Is a financial liabilities API FCRA compliant?
It depends on the provider and how you use the data. If you're using liability data for credit decisioning, FCRA requirements apply. Reputable providers will have clear documentation on their compliance posture — including FCRA and GLBA alignment, as well as plans for how to align with upcoming Section 1033 requirements from the Consumer Financial Protection Bureau (CFPB). Always verify before building credit-related workflows.
How long does it take to integrate a financial liabilities API?
With a well-documented REST API, a basic integration can be production-ready in days or weeks. More complex implementations — embedding payment flows, building multi-debt dashboards, or integrating into existing underwriting workflows — typically take longer depending on your stack and requirements.

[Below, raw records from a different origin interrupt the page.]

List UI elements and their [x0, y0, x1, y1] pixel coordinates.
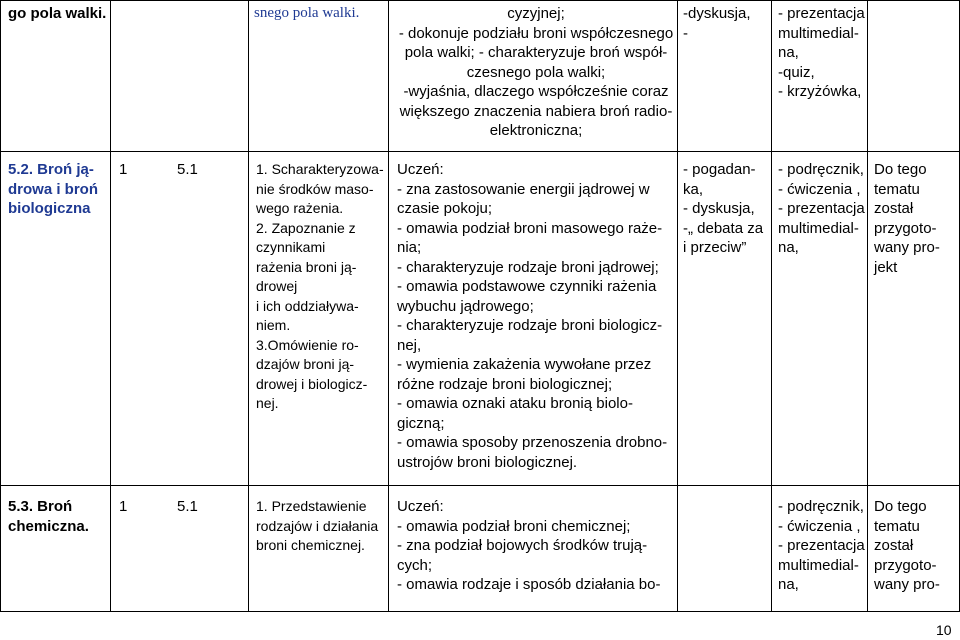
row2-methods: - pogadan- ka, - dyskusja, -„ debata za i przeciw” [683, 161, 764, 256]
row2-topic: 5.2. Broń ją- drowa i broń biologiczna [8, 161, 98, 217]
row3-ref: 5.1 [177, 498, 198, 515]
row1-topic: go pola walki. [8, 5, 107, 22]
row1-goals: snego pola walki. [254, 5, 360, 21]
row3-outcomes: Uczeń: - omawia podział broni chemicznej; - zna podział bojowych środków trują- cych; - omawia rodzaje i sposób działania bo- [397, 498, 661, 593]
row3-notes: Do tego tematu został przygoto- wany pro- [874, 498, 940, 593]
column-divider [0, 0, 1, 611]
row2-notes: Do tego tematu został przygoto- wany pro- jekt [874, 161, 940, 276]
row2-outcomes: Uczeń: - zna zastosowanie energii jądrowej w czasie pokoju; - omawia podział broni masowego raże- nia; - charakteryzuje rodzaje broni jądrowej; - omawia podstawowe czynniki rażenia wybuchu jądrowego; - charakteryzuje rodzaje broni biologicz- nej, - wymienia zakażenia wywołane przez różne rodzaje broni biologicznej; - omawia oznaki ataku bronią biolo- giczną; - omawia sposoby przenoszenia drobno- ustrojów broni biologicznej. [397, 161, 668, 471]
column-divider [677, 0, 678, 611]
row1-outcomes: cyzyjnej; - dokonuje podziału broni współczesnego pola walki; - charakteryzuje broń współ- czesnego pola walki; -wyjaśnia, dlaczego współcześnie coraz większego znaczenia nabiera broń radio- elektroniczna; [398, 5, 674, 139]
row-divider [0, 485, 960, 486]
column-divider [248, 0, 249, 611]
row-divider [0, 151, 960, 152]
row2-aids: - podręcznik, - ćwiczenia , - prezentacja multimedial- na, [778, 161, 865, 256]
row1-aids: - prezentacja multimedial- na, -quiz, - krzyżówka, [778, 5, 865, 100]
row3-aids: - podręcznik, - ćwiczenia , - prezentacja multimedial- na, [778, 498, 865, 593]
table-border [0, 611, 960, 612]
column-divider [867, 0, 868, 611]
column-divider [110, 0, 111, 611]
row3-hours: 1 [119, 498, 128, 515]
row3-topic: 5.3. Broń chemiczna. [8, 498, 89, 535]
row2-ref: 5.1 [177, 161, 198, 178]
table-border [0, 0, 960, 1]
column-divider [388, 0, 389, 611]
page-number: 10 [936, 622, 952, 638]
row2-content: 1. Scharakteryzowa- nie środków maso- wego rażenia. 2. Zapoznanie z czynnikami rażenia broni ją- drowej i ich oddziaływa- niem. 3.Omówienie ro- dzajów broni ją- drowej i biologicz- nej. [256, 161, 384, 411]
row2-hours: 1 [119, 161, 128, 178]
row3-content: 1. Przedstawienie rodzajów i działania broni chemicznej. [256, 498, 379, 553]
row1-methods: -dyskusja, - [683, 5, 751, 42]
column-divider [771, 0, 772, 611]
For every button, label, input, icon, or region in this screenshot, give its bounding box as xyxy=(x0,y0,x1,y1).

What's the difference between a financial liabilities API and account aggregation?
Account aggregation typically focuses on bank account data — balances, transactions, income verification. A financial liabilities API focuses on debt obligations: what a consumer owes, to whom, and on what terms. If your use case centers on debt — lending, debt management, payoff planning, a liabilities-specific API is usually a better fit.
How does consumer consent work with a financial liabilities API?
Before any liability data is retrieved, the consumer must explicitly authorize access — typically within your product's onboarding flow, where they agree to share their financial data for a specific purpose. Most providers handle this through credential-based authentication or OAuth flows, which require the consumer to log in to each financial account to grant access. Spinwheel takes a different approach — authorization requires only a phone number and date of birth. This approach eliminates friction for the consumer and ensures they can share all of their liability data in the moment without needing to connect and authorize each account individually.
What are the top use cases for financial liabilities data?
The most common use cases fall into four categories:
Lenders use liability data to verify debt-to-income ratios and make faster, more accurate credit decisions during origination.
Personal finance apps and PFMs use it to give consumers a complete picture of what they owe across every account in one place — powering debt payoff planning, budgeting, and personalized guidance.
Debt companies use it to quickly understand a consumer's full liability profile before initiating settlements or repayment plans.
Marketplaces use it to identify refinancing or consolidation opportunities and close the loop with an embedded payment in the same session.